So there is this question: What is one to do, how is one to act? By a collective response, or by a response that comes from the freedom of a human being, and then in that freedom to act collectively? We must act collectively because great changes are demanded, but it is deep psychological revolution that is necessary, not mere physical revolution, not throwing bombs and killing thousands of people in the name of order, of a new society, in the name of peace. That there must be such a deep psychological revolution is not a dogmatic statement on the speaker’s part; it is what is demanded, it is what one observes to be necessary. Is that revolution to be brought about by collective action? That is, through different types of education, forcing the individual, the human being, through conditioning to behave properly? This is what is being done, and therefore denying total freedom to the human being, though it may bring about a collective action. Or is the revolution to free the mind from conditioning, and in that freedom to bring about a cooperative action? Am I making myself clear?

So we are not emphasizing the individual or the collective, because the world is divided in that way; neither are we emphasizing the freedom of the individual, and therefore allowing him to do what he likes, nor emphasizing collective action that will drown the individual. We are talking about something entirely different, neither this nor that.

You see, human beings are so disorderly, so self-concerned, so utterly selfish that religions throughout the world with their beliefs, dogmas, rituals, saviors, and all the rest of that circus have tried to condition them to behave through fear. You can see it in Christianity, in Buddhism, in every kind of organized religion—condition human minds through fear. And modern psychologists, from what they have told me, are trying to condition the human being not through punishment but through reward. It is the same thing, two sides of the same coin. Because the human being must behave, become sane, orderly, have right relationship with others, whether black, brown, colored, or whatever it is. And as human beings apparently cannot behave, therefore they impose authority, conditioning through fear and reward, or offering physical or psychological security. Are you following all this?
May I go on? I’ll go on anyhow because it interests me tremendously, because we must create a different kind of people, a different kind of human mind, which doesn’t belong to the past, which is neither of the left nor right, which is entirely different.

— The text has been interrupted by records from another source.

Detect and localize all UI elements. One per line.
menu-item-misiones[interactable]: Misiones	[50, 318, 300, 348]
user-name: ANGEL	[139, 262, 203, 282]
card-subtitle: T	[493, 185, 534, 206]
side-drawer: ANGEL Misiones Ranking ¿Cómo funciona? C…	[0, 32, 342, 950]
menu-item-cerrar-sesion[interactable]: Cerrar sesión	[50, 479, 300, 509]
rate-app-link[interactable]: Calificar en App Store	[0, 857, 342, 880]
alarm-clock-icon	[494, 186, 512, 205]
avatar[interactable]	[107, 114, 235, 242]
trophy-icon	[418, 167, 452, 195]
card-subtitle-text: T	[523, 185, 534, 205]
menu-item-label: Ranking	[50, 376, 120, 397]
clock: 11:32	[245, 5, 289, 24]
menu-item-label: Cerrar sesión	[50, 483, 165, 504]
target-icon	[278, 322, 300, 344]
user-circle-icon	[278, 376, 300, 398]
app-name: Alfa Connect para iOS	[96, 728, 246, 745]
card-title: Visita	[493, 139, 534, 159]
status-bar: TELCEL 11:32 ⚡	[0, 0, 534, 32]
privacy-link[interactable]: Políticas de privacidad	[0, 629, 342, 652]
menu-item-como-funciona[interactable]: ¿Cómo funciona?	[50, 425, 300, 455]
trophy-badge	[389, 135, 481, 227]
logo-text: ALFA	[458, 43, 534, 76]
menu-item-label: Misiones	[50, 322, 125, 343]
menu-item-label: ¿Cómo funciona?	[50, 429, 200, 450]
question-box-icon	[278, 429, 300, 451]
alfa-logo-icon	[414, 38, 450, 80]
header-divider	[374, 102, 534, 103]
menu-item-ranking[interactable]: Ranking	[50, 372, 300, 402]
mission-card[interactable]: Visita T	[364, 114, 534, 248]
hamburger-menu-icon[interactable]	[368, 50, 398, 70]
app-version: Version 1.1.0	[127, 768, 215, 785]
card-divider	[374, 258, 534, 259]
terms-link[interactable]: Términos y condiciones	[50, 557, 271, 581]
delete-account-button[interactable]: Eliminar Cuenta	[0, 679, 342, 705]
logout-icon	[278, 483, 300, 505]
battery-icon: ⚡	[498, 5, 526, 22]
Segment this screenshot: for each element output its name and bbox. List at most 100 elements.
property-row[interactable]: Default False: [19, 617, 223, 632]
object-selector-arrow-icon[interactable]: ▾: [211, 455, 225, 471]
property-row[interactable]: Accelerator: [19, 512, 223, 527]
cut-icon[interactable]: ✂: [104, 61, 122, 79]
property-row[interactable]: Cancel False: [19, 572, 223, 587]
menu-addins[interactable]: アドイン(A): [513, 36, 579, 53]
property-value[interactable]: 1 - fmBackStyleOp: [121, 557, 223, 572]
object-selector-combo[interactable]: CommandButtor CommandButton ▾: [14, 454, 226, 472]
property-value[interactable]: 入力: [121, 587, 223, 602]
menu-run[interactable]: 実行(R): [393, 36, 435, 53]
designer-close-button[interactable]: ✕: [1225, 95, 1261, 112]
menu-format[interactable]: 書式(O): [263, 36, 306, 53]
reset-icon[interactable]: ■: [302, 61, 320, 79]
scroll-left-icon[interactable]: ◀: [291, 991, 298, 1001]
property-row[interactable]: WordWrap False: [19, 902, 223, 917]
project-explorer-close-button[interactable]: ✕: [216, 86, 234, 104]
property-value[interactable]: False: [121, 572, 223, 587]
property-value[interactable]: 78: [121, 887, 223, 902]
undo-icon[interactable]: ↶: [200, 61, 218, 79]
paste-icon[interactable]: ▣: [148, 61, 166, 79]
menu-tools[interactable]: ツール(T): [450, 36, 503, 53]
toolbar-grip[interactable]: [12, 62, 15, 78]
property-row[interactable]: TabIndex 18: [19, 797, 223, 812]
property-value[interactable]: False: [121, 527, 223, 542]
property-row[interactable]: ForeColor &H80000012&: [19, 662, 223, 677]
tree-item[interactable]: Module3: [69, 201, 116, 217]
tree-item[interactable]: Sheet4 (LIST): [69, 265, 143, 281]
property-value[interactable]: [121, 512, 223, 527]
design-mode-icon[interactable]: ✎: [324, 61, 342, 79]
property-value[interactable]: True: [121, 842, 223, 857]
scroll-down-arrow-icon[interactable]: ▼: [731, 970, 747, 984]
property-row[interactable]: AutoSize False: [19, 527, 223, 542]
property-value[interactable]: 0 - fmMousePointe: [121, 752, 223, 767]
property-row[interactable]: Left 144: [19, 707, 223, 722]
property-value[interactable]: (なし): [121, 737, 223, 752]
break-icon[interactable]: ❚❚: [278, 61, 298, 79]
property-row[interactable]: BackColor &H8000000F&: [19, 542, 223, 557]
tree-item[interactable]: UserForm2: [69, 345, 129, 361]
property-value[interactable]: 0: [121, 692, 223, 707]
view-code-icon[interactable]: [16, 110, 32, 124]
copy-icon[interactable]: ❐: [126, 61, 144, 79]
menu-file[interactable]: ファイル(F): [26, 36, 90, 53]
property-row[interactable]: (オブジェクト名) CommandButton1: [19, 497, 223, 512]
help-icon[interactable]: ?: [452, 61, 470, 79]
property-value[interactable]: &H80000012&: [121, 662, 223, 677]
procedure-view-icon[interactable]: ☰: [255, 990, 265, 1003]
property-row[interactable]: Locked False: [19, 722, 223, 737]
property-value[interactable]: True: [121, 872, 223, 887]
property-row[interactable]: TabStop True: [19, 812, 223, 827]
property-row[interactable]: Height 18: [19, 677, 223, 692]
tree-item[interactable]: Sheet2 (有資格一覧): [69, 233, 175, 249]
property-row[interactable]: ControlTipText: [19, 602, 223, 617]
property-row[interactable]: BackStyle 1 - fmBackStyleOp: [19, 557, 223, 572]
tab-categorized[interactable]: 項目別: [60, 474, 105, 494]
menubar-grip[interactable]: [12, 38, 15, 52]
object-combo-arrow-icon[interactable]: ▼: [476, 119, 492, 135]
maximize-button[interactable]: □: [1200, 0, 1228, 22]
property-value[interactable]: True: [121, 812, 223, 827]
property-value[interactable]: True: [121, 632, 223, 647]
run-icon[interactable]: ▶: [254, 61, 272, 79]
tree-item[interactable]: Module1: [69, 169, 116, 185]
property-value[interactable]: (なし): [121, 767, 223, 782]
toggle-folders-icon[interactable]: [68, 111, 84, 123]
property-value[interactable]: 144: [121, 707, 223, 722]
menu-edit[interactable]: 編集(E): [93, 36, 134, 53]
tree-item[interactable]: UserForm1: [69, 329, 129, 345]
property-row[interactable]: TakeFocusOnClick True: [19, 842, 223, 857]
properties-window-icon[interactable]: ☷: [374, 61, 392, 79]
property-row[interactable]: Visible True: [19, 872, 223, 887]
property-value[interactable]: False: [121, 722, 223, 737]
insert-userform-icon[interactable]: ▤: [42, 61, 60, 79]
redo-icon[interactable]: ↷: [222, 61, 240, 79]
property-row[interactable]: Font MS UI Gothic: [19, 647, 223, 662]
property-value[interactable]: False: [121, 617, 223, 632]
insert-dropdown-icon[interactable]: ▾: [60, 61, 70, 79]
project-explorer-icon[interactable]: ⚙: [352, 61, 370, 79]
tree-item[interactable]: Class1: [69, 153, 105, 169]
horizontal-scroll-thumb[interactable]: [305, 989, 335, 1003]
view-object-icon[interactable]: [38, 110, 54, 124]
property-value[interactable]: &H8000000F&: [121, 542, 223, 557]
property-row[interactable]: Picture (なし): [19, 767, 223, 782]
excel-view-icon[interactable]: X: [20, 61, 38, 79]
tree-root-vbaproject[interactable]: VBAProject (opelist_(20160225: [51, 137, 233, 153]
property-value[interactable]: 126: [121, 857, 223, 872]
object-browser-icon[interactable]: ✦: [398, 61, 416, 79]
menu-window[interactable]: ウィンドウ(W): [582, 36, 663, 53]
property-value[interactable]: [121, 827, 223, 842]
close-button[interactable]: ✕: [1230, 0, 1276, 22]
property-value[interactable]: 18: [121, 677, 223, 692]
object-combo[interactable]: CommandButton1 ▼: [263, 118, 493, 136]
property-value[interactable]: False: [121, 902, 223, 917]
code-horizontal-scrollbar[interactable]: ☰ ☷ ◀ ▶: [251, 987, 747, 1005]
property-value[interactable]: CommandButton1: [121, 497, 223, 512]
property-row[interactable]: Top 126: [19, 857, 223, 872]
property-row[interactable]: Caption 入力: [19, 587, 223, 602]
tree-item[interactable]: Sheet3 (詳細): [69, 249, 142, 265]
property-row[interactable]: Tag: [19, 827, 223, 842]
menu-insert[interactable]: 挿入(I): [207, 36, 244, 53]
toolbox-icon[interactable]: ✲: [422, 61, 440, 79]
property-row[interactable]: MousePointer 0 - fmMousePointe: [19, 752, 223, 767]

So seeing all this, there must be a collective action in which the human being is totally free, and the question is whether that freedom can bring about harmony in relationship and therefore in behavior. So that is our problem: how a human mind, your mind, which has been so conditioned by the past, through the present to the future, how can such a mind be changed radically? Then the question is whether it will take time, time being gradual, taking several years, or as the Asiatics say, several lives, which is the same thing. Or is it to be brought about by instant perception? That is, suppose my mind is conditioned as a Catholic, Buddhist, Communist, whatever it is. I realize that it is conditioned, not as an idea or as a speculative formula, but I realize that it actually is conditioned. Now, will it change through analysis, analytical processes, or through pressure, which is reward and punishment, or is there a totally different approach to this problem?

Please, you are sharing this; you are not just listening to me. If you just listen to it casually, accepting certain words and denying others, or agreeing or disagreeing, it will be of little significance. Whereas if you share in this, so we actually communicate with each other, then you will have to find out for yourself whether time is involved in this problem—time being a long period that you have to go through analytically, either by yourself or through another, or you are compelled by circumstances and environment to bring about change, all of which implies time. Or, as I have said, is there a totally different approach to this question?

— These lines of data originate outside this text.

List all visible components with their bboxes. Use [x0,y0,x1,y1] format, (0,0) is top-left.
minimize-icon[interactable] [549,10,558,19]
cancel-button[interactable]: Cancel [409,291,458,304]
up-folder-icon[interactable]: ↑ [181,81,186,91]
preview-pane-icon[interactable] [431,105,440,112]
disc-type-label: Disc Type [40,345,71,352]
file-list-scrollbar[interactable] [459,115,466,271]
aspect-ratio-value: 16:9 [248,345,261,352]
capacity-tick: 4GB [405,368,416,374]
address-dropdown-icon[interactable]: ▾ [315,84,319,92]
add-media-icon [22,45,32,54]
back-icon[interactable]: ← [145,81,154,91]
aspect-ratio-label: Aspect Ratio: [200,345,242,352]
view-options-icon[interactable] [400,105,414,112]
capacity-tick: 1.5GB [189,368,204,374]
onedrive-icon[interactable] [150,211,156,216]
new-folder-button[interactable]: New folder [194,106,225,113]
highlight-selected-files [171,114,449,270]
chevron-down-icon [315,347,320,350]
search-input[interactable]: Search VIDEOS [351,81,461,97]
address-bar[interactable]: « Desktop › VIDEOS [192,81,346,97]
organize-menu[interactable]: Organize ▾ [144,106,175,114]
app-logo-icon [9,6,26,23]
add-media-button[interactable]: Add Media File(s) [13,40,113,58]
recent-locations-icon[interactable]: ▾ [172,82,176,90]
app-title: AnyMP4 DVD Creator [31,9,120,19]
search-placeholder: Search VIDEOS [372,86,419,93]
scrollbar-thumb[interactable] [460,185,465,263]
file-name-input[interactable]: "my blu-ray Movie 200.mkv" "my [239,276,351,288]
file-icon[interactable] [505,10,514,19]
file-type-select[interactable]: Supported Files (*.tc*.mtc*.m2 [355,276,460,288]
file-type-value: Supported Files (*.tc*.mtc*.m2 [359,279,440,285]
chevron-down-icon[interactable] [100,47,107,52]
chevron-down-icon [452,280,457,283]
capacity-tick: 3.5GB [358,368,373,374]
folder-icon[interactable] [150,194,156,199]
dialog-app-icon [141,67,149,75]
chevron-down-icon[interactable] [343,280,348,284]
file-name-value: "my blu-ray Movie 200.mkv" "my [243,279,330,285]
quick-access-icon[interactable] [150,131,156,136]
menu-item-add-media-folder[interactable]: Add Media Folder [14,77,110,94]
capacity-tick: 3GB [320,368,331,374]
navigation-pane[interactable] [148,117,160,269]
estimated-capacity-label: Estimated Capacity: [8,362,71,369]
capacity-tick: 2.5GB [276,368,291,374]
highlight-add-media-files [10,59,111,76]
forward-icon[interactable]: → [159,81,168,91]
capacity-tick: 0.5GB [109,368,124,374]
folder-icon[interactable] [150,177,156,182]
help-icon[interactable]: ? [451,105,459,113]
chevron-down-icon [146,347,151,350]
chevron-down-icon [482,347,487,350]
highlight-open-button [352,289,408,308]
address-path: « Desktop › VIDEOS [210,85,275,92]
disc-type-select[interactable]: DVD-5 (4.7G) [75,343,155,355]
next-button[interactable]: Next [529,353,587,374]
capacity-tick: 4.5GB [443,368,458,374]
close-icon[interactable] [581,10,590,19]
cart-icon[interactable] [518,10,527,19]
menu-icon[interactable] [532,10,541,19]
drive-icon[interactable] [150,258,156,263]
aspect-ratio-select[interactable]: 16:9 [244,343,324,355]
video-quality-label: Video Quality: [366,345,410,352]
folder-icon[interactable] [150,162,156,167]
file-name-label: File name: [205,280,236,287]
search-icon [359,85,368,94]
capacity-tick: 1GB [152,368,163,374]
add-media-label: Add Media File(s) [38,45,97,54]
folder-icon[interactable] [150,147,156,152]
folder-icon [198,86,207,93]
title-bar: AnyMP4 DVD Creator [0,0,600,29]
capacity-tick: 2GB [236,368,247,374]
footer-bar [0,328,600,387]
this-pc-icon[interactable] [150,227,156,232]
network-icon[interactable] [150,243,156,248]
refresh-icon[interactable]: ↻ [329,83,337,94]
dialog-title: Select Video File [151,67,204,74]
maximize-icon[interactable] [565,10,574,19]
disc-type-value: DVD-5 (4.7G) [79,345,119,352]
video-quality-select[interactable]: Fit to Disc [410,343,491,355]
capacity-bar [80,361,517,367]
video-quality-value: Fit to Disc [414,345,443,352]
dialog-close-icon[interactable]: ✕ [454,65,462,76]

Now, what do you think? How do you look at this problem? Because we are sharing, exploring this together. The speaker is not an authority, not your beastly guru, nor are you his followers. We are human beings trying to resolve this immense problem of existence. So if you are serious, we have to share this thing together. Therefore you have to listen, not only to what is said but also to your own reactions, your own thoughts and feelings. You have this problem before you: It has been said that you cannot possibly change the human mind instantly, that time is needed to gradually bring about this radical, psychological revolution. That has been said in the past and in the present. This has been the philosophy, the attitude, the assertion: You cannot change the human mind—which has been so conditioned—instantly.

Let us look at this idea. It really is an idea, you follow, a formula that the human mind cannot be instantly and radically changed psychologically, and that it must have time. That is a concept, a supposition, a theory. Now, the root meaning of that word theory is to behold, to have an insight. Now, follow that. You have an insight into something, then from that insight you formulate an idea, a concept, and act according to that concept.
So how is a mind like ours that is so heavily conditioned, whether we acknowledge this or not, both consciously and deeply—the conditioning being the past, whether that is yesterday or a thousand yesterdays—how is that mind to free itself from its conditioning so that it is free to behave properly, to establish true relationship with another in which there is love and not division? You have understood the problem, I hope, so how do you set about it? What is the truth of this? Not according to any psychologist, whether ancient or modern, not according to any religious teacher—wipe all that away, if you can, and look at it. Can you wipe out your associations with any group, with any particular system, with any particular ideology? Perhaps you can’t. To wipe out means to stand completely alone. Then you can face the problem. Are you doing this?